Dördüncüsü: Kültürün, geniş anlamıyla bir milli servet olduğunun bilincinde olmalıyız.  Veliaht Prens, Cidde şehrinde Suudi aydınlarla yaptığı ilk görüşmede, bu hususu vurgulamıştı. Suudi Arabistan’ın Arap, Müslüman ve dünya düzeyindeki entelektüeller için bir cazibe merkezi olması için bireysel ve toplu olarak daha fazla çaba sarf etmemiz gerekir. Bunun için de ülkemizde kitap dağıtımı, konferans ve festivallerin düzenlenmesi için mevcut prosedürlerin kolaylaştırılması lazımdır. Yakın zamanda ülkemizde geniş katılımlı Arapça kitap fuarının düzenlenmesi ile felsefe ve çeviri alanlarında iki önemli konferansın yapılmış olması, sürdürülmesi gereken doğru yolda atılmış adımlar olarak değerlendirilebilir.  
Beşincisi: Kültürel faaliyette tarihsel olarak önemli bir yeri olan, edebiyat kulüplerinin ve kültür sanat derneklerinin verimliliğinin arttırılması için girişimlerde bulunulmasıdır. Bu kültürel tarihi mirasa yeterli özeni göstermeliyiz.  

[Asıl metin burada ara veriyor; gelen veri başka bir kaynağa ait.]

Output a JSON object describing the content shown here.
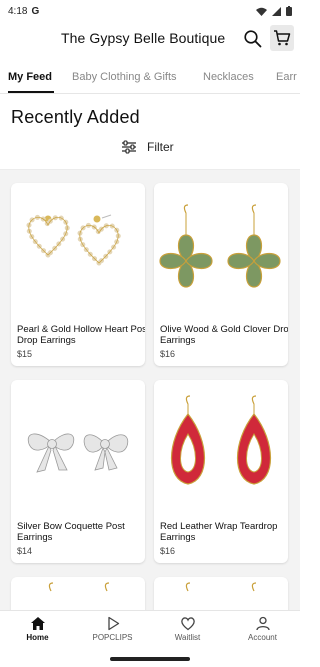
{
  "status_bar": {
    "time": "4:18",
    "g_icon": "G"
  },
  "header": {
    "store_name": "The Gypsy Belle Boutique"
  },
  "tabs": [
    {
      "label": "My Feed"
    },
    {
      "label": "Baby Clothing & Gifts"
    },
    {
      "label": "Necklaces"
    },
    {
      "label": "Earr"
    }
  ],
  "section": {
    "title": "Recently Added",
    "filter_label": "Filter"
  },
  "products": [
    {
      "name": "Pearl & Gold Hollow Heart Post Drop Earrings",
      "price": "$15"
    },
    {
      "name": "Olive Wood & Gold Clover Drop Earrings",
      "price": "$16"
    },
    {
      "name": "Silver Bow Coquette Post Earrings",
      "price": "$14"
    },
    {
      "name": "Red Leather Wrap Teardrop Earrings",
      "price": "$16"
    }
  ],
  "nav": [
    {
      "label": "Home",
      "icon": "home-icon"
    },
    {
      "label": "POPCLIPS",
      "icon": "play-icon"
    },
    {
      "label": "Waitlist",
      "icon": "heart-icon"
    },
    {
      "label": "Account",
      "icon": "person-icon"
    }
  ],
  "colors": {
    "accent": "#111111",
    "earring_red": "#d0293a",
    "earring_green": "#7d9862",
    "gold": "#c9a03a"
  }
}
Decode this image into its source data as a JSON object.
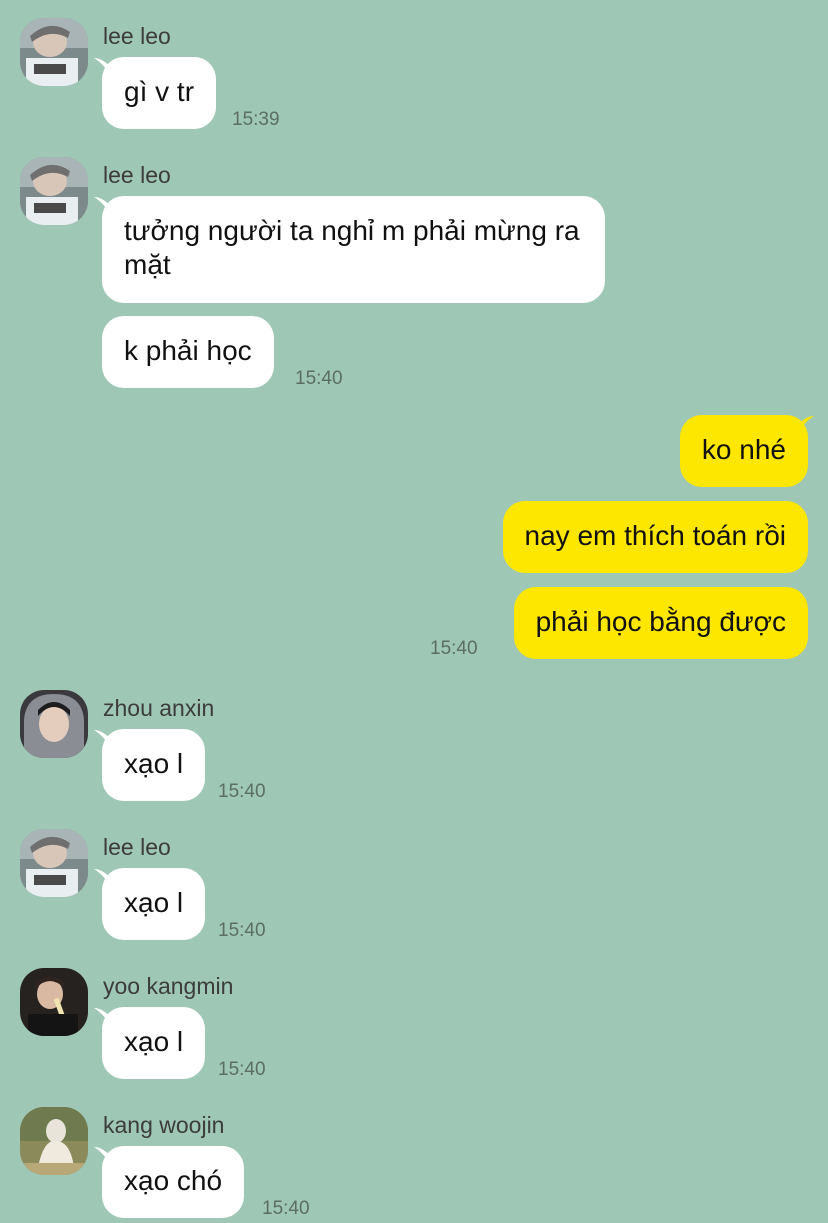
{
  "colors": {
    "background": "#9fc7b5",
    "incoming_bubble": "#ffffff",
    "outgoing_bubble": "#fde600",
    "timestamp": "#5b6e66"
  },
  "messages": [
    {
      "sender": "lee leo",
      "avatar": "lee-leo-avatar",
      "text": "gì v tr",
      "time": "15:39"
    },
    {
      "sender": "lee leo",
      "avatar": "lee-leo-avatar",
      "text": "tưởng người ta nghỉ m phải mừng ra mặt"
    },
    {
      "text": "k phải học",
      "time": "15:40"
    },
    {
      "outgoing": true,
      "text": "ko nhé"
    },
    {
      "outgoing": true,
      "text": "nay em thích toán rồi"
    },
    {
      "outgoing": true,
      "text": "phải học bằng được",
      "time": "15:40"
    },
    {
      "sender": "zhou anxin",
      "avatar": "zhou-anxin-avatar",
      "text": "xạo l",
      "time": "15:40"
    },
    {
      "sender": "lee leo",
      "avatar": "lee-leo-avatar",
      "text": "xạo l",
      "time": "15:40"
    },
    {
      "sender": "yoo kangmin",
      "avatar": "yoo-kangmin-avatar",
      "text": "xạo l",
      "time": "15:40"
    },
    {
      "sender": "kang woojin",
      "avatar": "kang-woojin-avatar",
      "text": "xạo chó",
      "time": "15:40"
    }
  ]
}
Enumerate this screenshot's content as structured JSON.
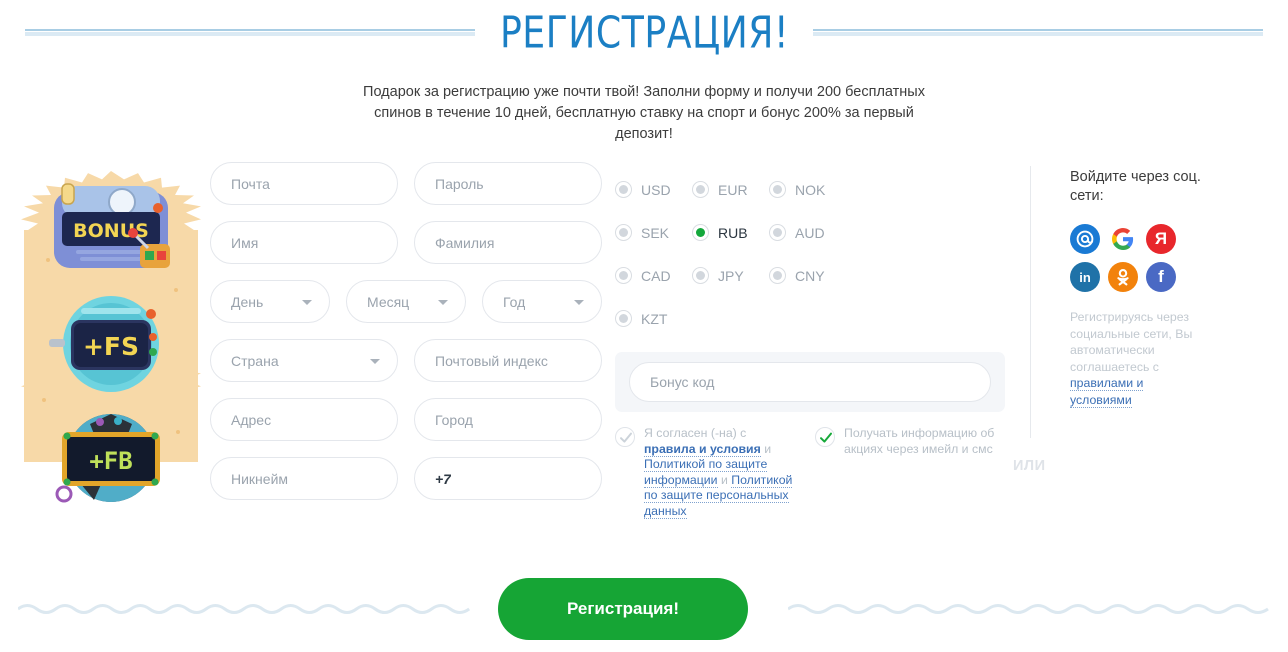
{
  "header": {
    "title": "РЕГИСТРАЦИЯ!",
    "subtitle": "Подарок за регистрацию уже почти твой! Заполни форму и получи 200 бесплатных спинов в течение 10 дней, бесплатную ставку на спорт и бонус 200% за первый депозит!"
  },
  "bonus_art": {
    "panels": [
      "BONUS",
      "+FS",
      "+FB"
    ]
  },
  "form": {
    "fields": [
      {
        "name": "email",
        "placeholder": "Почта",
        "value": "",
        "type": "text"
      },
      {
        "name": "password",
        "placeholder": "Пароль",
        "value": "",
        "type": "text"
      },
      {
        "name": "first-name",
        "placeholder": "Имя",
        "value": "",
        "type": "text"
      },
      {
        "name": "last-name",
        "placeholder": "Фамилия",
        "value": "",
        "type": "text"
      },
      {
        "name": "day",
        "placeholder": "День",
        "value": "",
        "type": "select"
      },
      {
        "name": "month",
        "placeholder": "Месяц",
        "value": "",
        "type": "select"
      },
      {
        "name": "year",
        "placeholder": "Год",
        "value": "",
        "type": "select"
      },
      {
        "name": "country",
        "placeholder": "Страна",
        "value": "",
        "type": "select"
      },
      {
        "name": "postcode",
        "placeholder": "Почтовый индекс",
        "value": "",
        "type": "text"
      },
      {
        "name": "address",
        "placeholder": "Адрес",
        "value": "",
        "type": "text"
      },
      {
        "name": "city",
        "placeholder": "Город",
        "value": "",
        "type": "text"
      },
      {
        "name": "nickname",
        "placeholder": "Никнейм",
        "value": "",
        "type": "text"
      },
      {
        "name": "phone",
        "placeholder": "",
        "value": "+7",
        "type": "text"
      }
    ]
  },
  "currency": {
    "selected": "RUB",
    "options": [
      "USD",
      "EUR",
      "NOK",
      "SEK",
      "RUB",
      "AUD",
      "CAD",
      "JPY",
      "CNY",
      "KZT"
    ]
  },
  "bonus_code": {
    "placeholder": "Бонус код",
    "value": ""
  },
  "consents": [
    {
      "name": "terms",
      "checked": false,
      "parts": [
        {
          "text": "Я согласен (-на) с ",
          "link": false
        },
        {
          "text": "правила и условия",
          "link": true,
          "bold": true
        },
        {
          "text": " и ",
          "link": false
        },
        {
          "text": "Политикой по защите информации",
          "link": true,
          "bold": false
        },
        {
          "text": " и ",
          "link": false
        },
        {
          "text": "Политикой по защите персональных данных",
          "link": true,
          "bold": false
        }
      ]
    },
    {
      "name": "marketing",
      "checked": true,
      "parts": [
        {
          "text": "Получать информацию об акциях через имейл и смс",
          "link": false
        }
      ]
    }
  ],
  "social": {
    "or_label": "ИЛИ",
    "title": "Войдите через соц. сети:",
    "icons": [
      {
        "name": "mailru-icon",
        "glyph": "@",
        "color": "#1a7ad4"
      },
      {
        "name": "google-icon",
        "glyph": "G",
        "color": "#ffffff"
      },
      {
        "name": "yandex-icon",
        "glyph": "Я",
        "color": "#e8272c"
      },
      {
        "name": "linkedin-icon",
        "glyph": "in",
        "color": "#1f72a8"
      },
      {
        "name": "odnoklassniki-icon",
        "glyph": "ок",
        "color": "#f2820c"
      },
      {
        "name": "facebook-icon",
        "glyph": "f",
        "color": "#4a69c4"
      }
    ],
    "note_parts": [
      {
        "text": "Регистрируясь через социальные сети, Вы автоматически соглашаетесь с ",
        "link": false
      },
      {
        "text": "правилами и условиями",
        "link": true
      }
    ]
  },
  "footer": {
    "submit_label": "Регистрация!",
    "accent_green": "#16a535"
  }
}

 Altıncısı: Akademik ve araştırma kurumlarının, kültürel üretime daha fazla katkıda bulunmaya teşvik edilmesidir. Akademi yaygın olduğu üzere halktan uzak olmamalı, halkla daha fazla etkileşim kurmalıdır. Üniversiteler, yirminci yüzyılın başlangıcından bu yana Arap kalkınmasında önemli roller üstlenmiştir. Suudi Arabistan’ın kültürel tarihinde de üniversitelerin önemli bir yeri olmuştur. Ancak son yıllarda bu rolün azaldığına dair emareler bulunmakta. Üniversitelerin aktif katılımı olmadan gerçek nitelikli bir kültürel canlanma tasavvur edilemez. Zira üniversiteler, aydınlanma, gelişim ve bilinçlenme için en önemli merkezlerdir.  
 Bana göre, ülkemizde kültürel atılım gerçekleşmesi için dikkate alınması gereken hususlar bunlardır. Bu alanlarda şimdiye değin atılmış önemli adımlara ek olarak, bu hususlara da odaklanılırsa yüksek kültür seviyelerine çıkmamız kaçınılmazdır.